The purpose of this open letter is to express some of my thoughts on several issues that have gotten a lot of publicity lately. I have seen many comments both in the paper and on social media concerning numerous important topics that range from police and fire protection to the Lake Thomaston project. I’d like to hopefully provide some thoughts that will help people understand things a little better.
Most of what has been said about the new Lake Thomaston project seems to center around the fact that there is not enough money to both protect the public and improve and develop parks. Second, I have seen and heard a great deal of misinformation. Last, I have heard it said a number of times that we on the City Council do not care. I would like for people to know that all of us on the council do care. I cannot imagine why anyone would want to do this job if they didn’t care. We don’t do this job for the $204 pay check every month. I ran for this job in 2004 because I saw what the Mayor, Council and the City Manager had done and I supported the kind of vision they had.
That same vision has gotten us to this point down the road and we should ask: Are we better? I say yes we are, but check for yourself. Here are the facts.
Despite the loss of 5,000 to 7,000 jobs:
* We have low property taxes in the city. Our city millage rate is lower now than it was in 2004. Your county and school taxes may be higher, but your city property taxes are lower unless the assessed value of your property has gone up.

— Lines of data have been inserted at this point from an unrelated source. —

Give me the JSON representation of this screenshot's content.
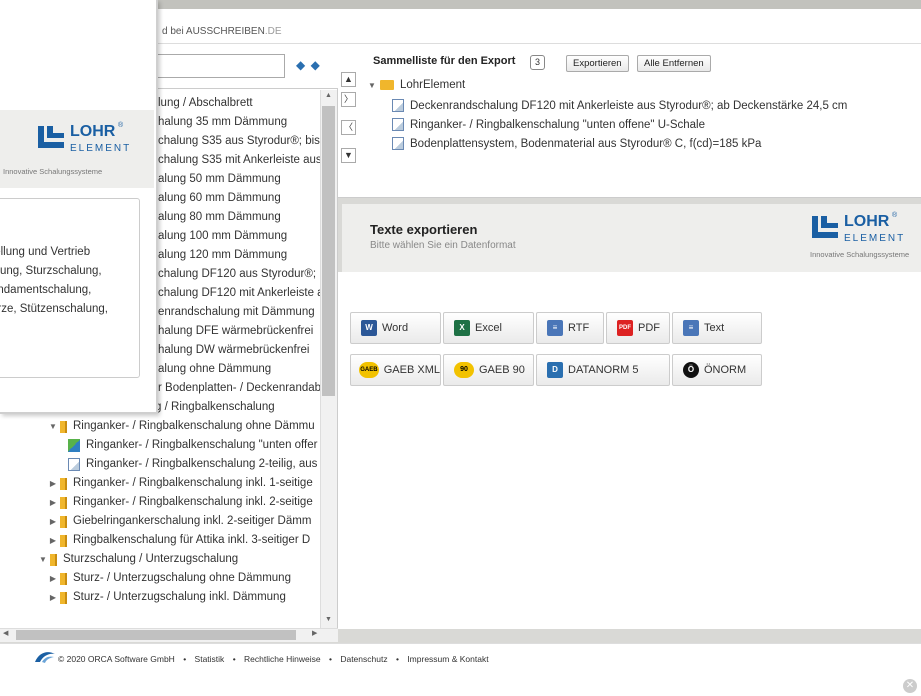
{
  "subbar": {
    "text": "d bei AUSSCHREIBEN",
    "suffix": ".DE"
  },
  "search": {
    "placeholder": "",
    "prev_icon": "arrow-left-icon",
    "next_icon": "arrow-right-icon",
    "arrows": "◆ ◆"
  },
  "tree": {
    "items": [
      {
        "label": "lung / Abschalbrett",
        "kind": "none",
        "level": 0,
        "tw": ""
      },
      {
        "label": "halung 35 mm Dämmung",
        "kind": "none",
        "level": 0,
        "tw": ""
      },
      {
        "label": "chalung S35 aus Styrodur®; bis",
        "kind": "none",
        "level": 0,
        "tw": ""
      },
      {
        "label": "chalung S35 mit Ankerleiste aus",
        "kind": "none",
        "level": 0,
        "tw": ""
      },
      {
        "label": "alung 50 mm Dämmung",
        "kind": "none",
        "level": 0,
        "tw": ""
      },
      {
        "label": "alung 60 mm Dämmung",
        "kind": "none",
        "level": 0,
        "tw": ""
      },
      {
        "label": "alung 80 mm Dämmung",
        "kind": "none",
        "level": 0,
        "tw": ""
      },
      {
        "label": "alung 100 mm Dämmung",
        "kind": "none",
        "level": 0,
        "tw": ""
      },
      {
        "label": "alung 120 mm Dämmung",
        "kind": "none",
        "level": 0,
        "tw": ""
      },
      {
        "label": "chalung DF120 aus Styrodur®;",
        "kind": "none",
        "level": 0,
        "tw": ""
      },
      {
        "label": "chalung DF120 mit Ankerleiste a",
        "kind": "none",
        "level": 0,
        "tw": ""
      },
      {
        "label": "enrandschalung mit Dämmung",
        "kind": "none",
        "level": 0,
        "tw": ""
      },
      {
        "label": "halung DFE wärmebrückenfrei",
        "kind": "none",
        "level": 0,
        "tw": ""
      },
      {
        "label": "halung DW wärmebrückenfrei",
        "kind": "none",
        "level": 0,
        "tw": ""
      },
      {
        "label": "alung ohne Dämmung",
        "kind": "none",
        "level": 0,
        "tw": ""
      },
      {
        "label": "r Bodenplatten- / Deckenrandab",
        "kind": "none",
        "level": 0,
        "tw": ""
      },
      {
        "label": "Ringankerschalung / Ringbalkenschalung",
        "kind": "folder",
        "level": 1,
        "tw": "▼"
      },
      {
        "label": "Ringanker- / Ringbalkenschalung ohne Dämmu",
        "kind": "folder",
        "level": 2,
        "tw": "▼"
      },
      {
        "label": "Ringanker- / Ringbalkenschalung \"unten offer",
        "kind": "doc-color",
        "level": 3,
        "tw": ""
      },
      {
        "label": "Ringanker- / Ringbalkenschalung 2-teilig, aus",
        "kind": "doc",
        "level": 3,
        "tw": ""
      },
      {
        "label": "Ringanker- / Ringbalkenschalung inkl. 1-seitige",
        "kind": "folder",
        "level": 2,
        "tw": "▶"
      },
      {
        "label": "Ringanker- / Ringbalkenschalung inkl. 2-seitige",
        "kind": "folder",
        "level": 2,
        "tw": "▶"
      },
      {
        "label": "Giebelringankerschalung inkl. 2-seitiger Dämm",
        "kind": "folder",
        "level": 2,
        "tw": "▶"
      },
      {
        "label": "Ringbalkenschalung für Attika inkl. 3-seitiger D",
        "kind": "folder",
        "level": 2,
        "tw": "▶"
      },
      {
        "label": "Sturzschalung / Unterzugschalung",
        "kind": "folder",
        "level": 1,
        "tw": "▼"
      },
      {
        "label": "Sturz- / Unterzugschalung ohne Dämmung",
        "kind": "folder",
        "level": 2,
        "tw": "▶"
      },
      {
        "label": "Sturz- / Unterzugschalung inkl. Dämmung",
        "kind": "folder",
        "level": 2,
        "tw": "▶"
      }
    ]
  },
  "popup": {
    "logo": {
      "word": "LOHR",
      "reg": "®",
      "sub": "ELEMENT",
      "tagline": "Innovative Schalungssysteme"
    },
    "desc_lines": [
      "tellung und Vertrieb",
      "alung, Sturzschalung,",
      "undamentschalung,",
      "ürze, Stützenschalung,"
    ]
  },
  "sammelliste": {
    "title": "Sammelliste für den Export",
    "count": "3",
    "export_label": "Exportieren",
    "remove_all_label": "Alle Entfernen",
    "root_label": "LohrElement",
    "items": [
      "Deckenrandschalung DF120 mit Ankerleiste aus Styrodur®; ab Deckenstärke 24,5 cm",
      "Ringanker- / Ringbalkenschalung \"unten offene\" U-Schale",
      "Bodenplattensystem, Bodenmaterial aus Styrodur® C, f(cd)=185 kPa"
    ],
    "move_buttons": [
      "▲",
      "〉",
      "〈",
      "▼"
    ]
  },
  "texte": {
    "title": "Texte exportieren",
    "subtitle": "Bitte wählen Sie ein Datenformat",
    "logo": {
      "word": "LOHR",
      "reg": "®",
      "sub": "ELEMENT",
      "tagline": "Innovative Schalungssysteme"
    }
  },
  "formats": {
    "row1": [
      {
        "label": "Word",
        "icon": "word-icon",
        "abbr": "W",
        "color": "#2b5797"
      },
      {
        "label": "Excel",
        "icon": "excel-icon",
        "abbr": "X",
        "color": "#1e7145"
      },
      {
        "label": "RTF",
        "icon": "rtf-icon",
        "abbr": "≡",
        "color": "#4a76b8"
      },
      {
        "label": "PDF",
        "icon": "pdf-icon",
        "abbr": "PDF",
        "color": "#d22"
      },
      {
        "label": "Text",
        "icon": "text-icon",
        "abbr": "≡",
        "color": "#4a76b8"
      }
    ],
    "row2": [
      {
        "label": "GAEB XML",
        "icon": "gaeb-xml-icon",
        "abbr": "GAEB",
        "color": "#f2c200"
      },
      {
        "label": "GAEB 90",
        "icon": "gaeb-90-icon",
        "abbr": "90",
        "color": "#f2c200"
      },
      {
        "label": "DATANORM 5",
        "icon": "datanorm-icon",
        "abbr": "D",
        "color": "#2a6fb0"
      },
      {
        "label": "ÖNORM",
        "icon": "onorm-icon",
        "abbr": "Ö",
        "color": "#111"
      }
    ]
  },
  "footer": {
    "copyright": "© 2020 ORCA Software GmbH",
    "links": [
      "Statistik",
      "Rechtliche Hinweise",
      "Datenschutz",
      "Impressum & Kontakt"
    ],
    "separator": "•"
  }
}
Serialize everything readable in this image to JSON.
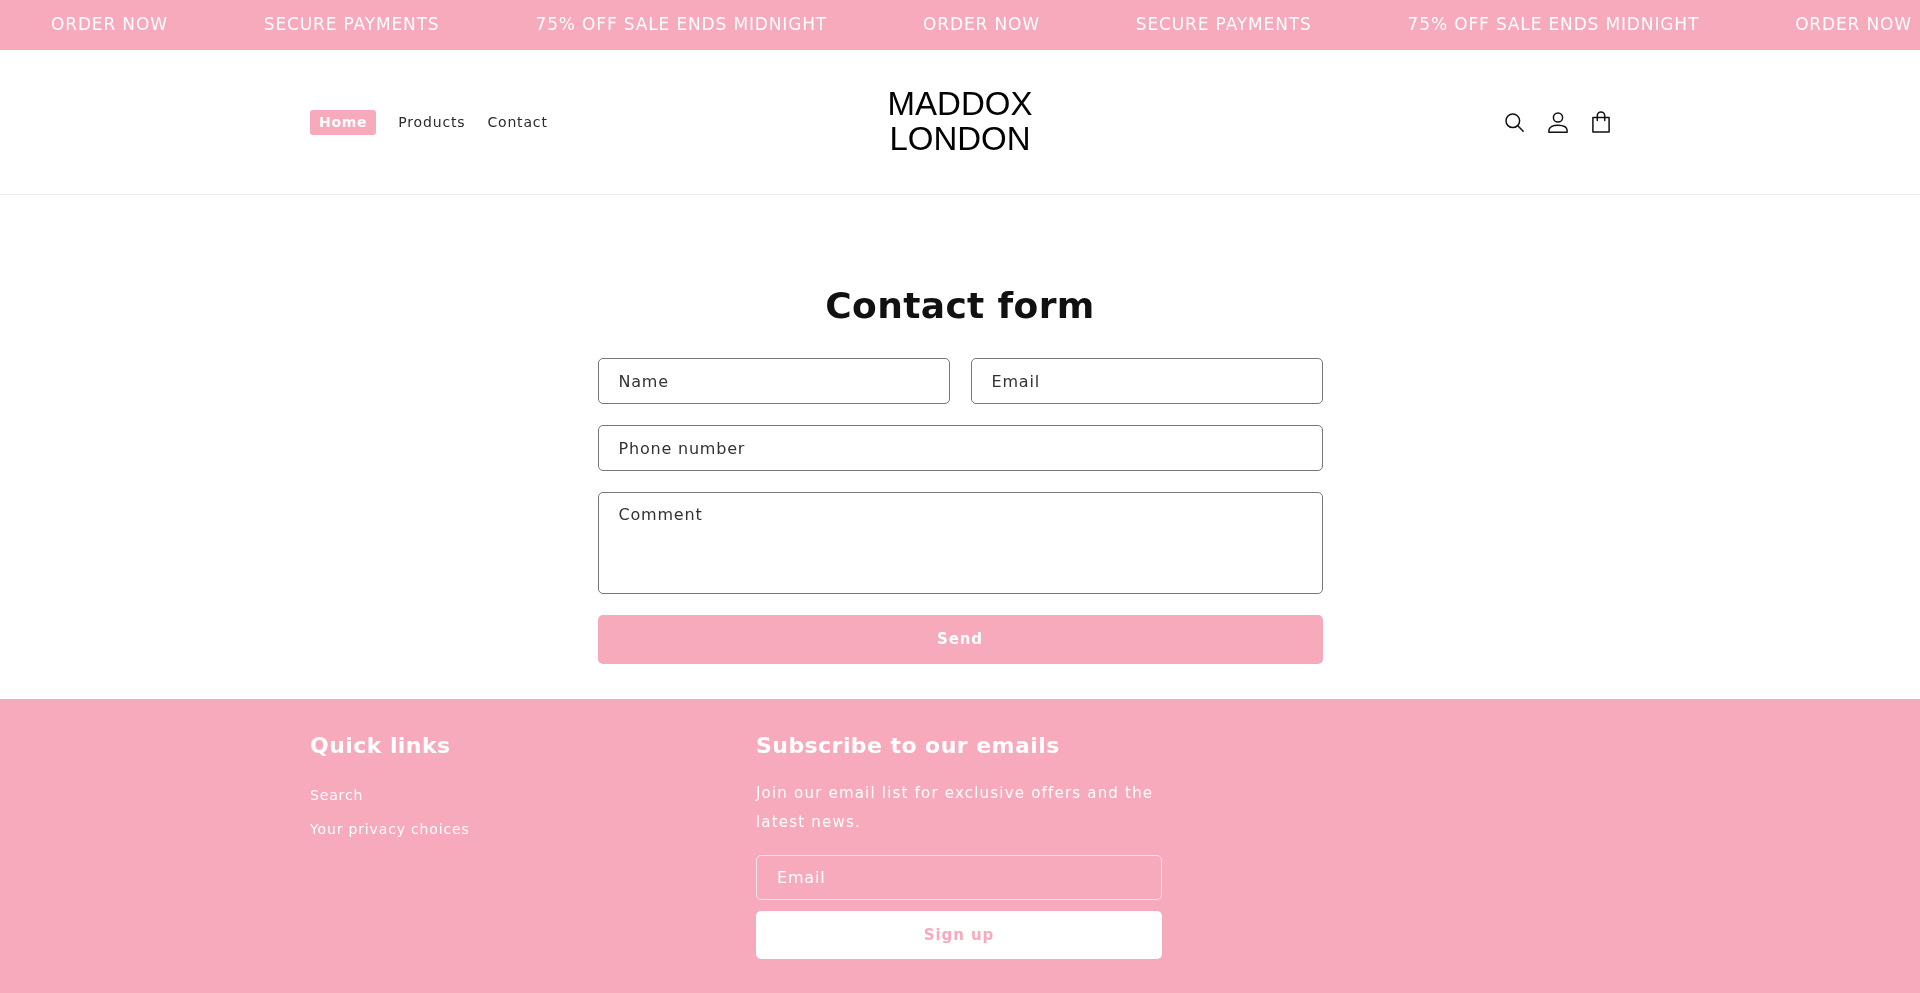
{
  "announcement_bar": {
    "items": [
      "ORDER NOW",
      "SECURE PAYMENTS",
      "75% OFF SALE ENDS MIDNIGHT",
      "ORDER NOW",
      "SECURE PAYMENTS",
      "75% OFF SALE ENDS MIDNIGHT",
      "ORDER NOW"
    ]
  },
  "header": {
    "nav": [
      {
        "label": "Home",
        "selected": true
      },
      {
        "label": "Products",
        "selected": false
      },
      {
        "label": "Contact",
        "selected": false
      }
    ],
    "logo": [
      "MADDOX",
      "LONDON"
    ]
  },
  "contact_form": {
    "title": "Contact form",
    "rows": [
      [
        {
          "kind": "input",
          "placeholder": "Name"
        },
        {
          "kind": "input",
          "placeholder": "Email"
        }
      ],
      [
        {
          "kind": "input",
          "placeholder": "Phone number"
        }
      ],
      [
        {
          "kind": "textarea",
          "placeholder": "Comment"
        }
      ]
    ],
    "submit": "Send"
  },
  "footer": {
    "quick_links": {
      "title": "Quick links",
      "links": [
        "Search",
        "Your privacy choices"
      ]
    },
    "newsletter": {
      "title": "Subscribe to our emails",
      "text": "Join our email list for exclusive offers and the latest news.",
      "email_placeholder": "Email",
      "button": "Sign up"
    }
  }
}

* We have low electric rates – See the Georgia Public Service Commission Residential Rate Survey or go to Georgia Power’s public site and see what your bill would be with Ga. Power compared to a city bill. On the commercial side, I am told that 4 of 5 businesses are the same or lower.
* We have the Greatest Generation Park and we are headed to better parks in the future. Yes, we are spending more on parks but it must be remembered that we have just taken over two of our city parks (Weaver in 2014 and Park Street a few years before) that had fallen into disrepair. This time next year you will see them being well cared for. The Greatest Generation Park has far exceeded most people’s expectations. I feel Lake Thomaston will be a completely new and exciting opportunity, not only for city but for county residents and visitors from out of town.
* We have smaller government: If we hadn’t cared, then in 2000 when the mills closed we would have taken the easy and typical path that government often takes; we would have done little. Instead, we responded to the closing of the mills and began to cut costs. If we had continued on course, we would currently need an additional $1.5 million to $2 million a year in our budget to operate. Instead, we made government smaller so that Total Expenditures in 2013 are less than they were in 2004 and the millage rate is lower than when Hays took office in 2004.
In addition to keeping costs down we have also built reserves as recommended by our CPA firm. Reserves are needed over time to do things like creating a financial standing that allowed us to refinance our debt at lower rates and save $80K a year. Those reserves also allowed us to put down money that led to GEFA (Georgia Environmental Finance Authority) loans of funding at a lower interest rate with substantial loan forgiveness.
What are the city’s priorities?
This is an issue of primary concern that we should always be reviewing to consider how we could provide the best public safety and attract the best candidates for employees. Regardless of the fact that we are ahead of many cities and the national average as far as staffing, I am not as concerned about them as I am about us. Public safety is a top priority for all of us. We can and will provide superior policing and fire protection. We are committed to public safety as a council and we take this responsibility very seriously.
Jobs and Industry:
We all, city and county, contribute to the effort to attract industry. The city continues to repair and upgrade our infrastructure which is important to attracting industry and to do things to improve the quality of life, like the parks. The Industrial Development Authority is the agency primarily charged with efforts to recruit industry and does what it can for our existing industry and businesses that have supported our community all these years. IDA Director, Kyle Fletcher, along with the IDA board are continually making the effort to do these things as well as maintaining contacts with Georgia Industry and Trade. But in the end it comes down to money and the options that money can afford. Our governments, city and county, should return to the dedication of a mil of tax to fund the IDA’s efforts. That is how you would grow the effort to bring new jobs to Thomaston and Upson County.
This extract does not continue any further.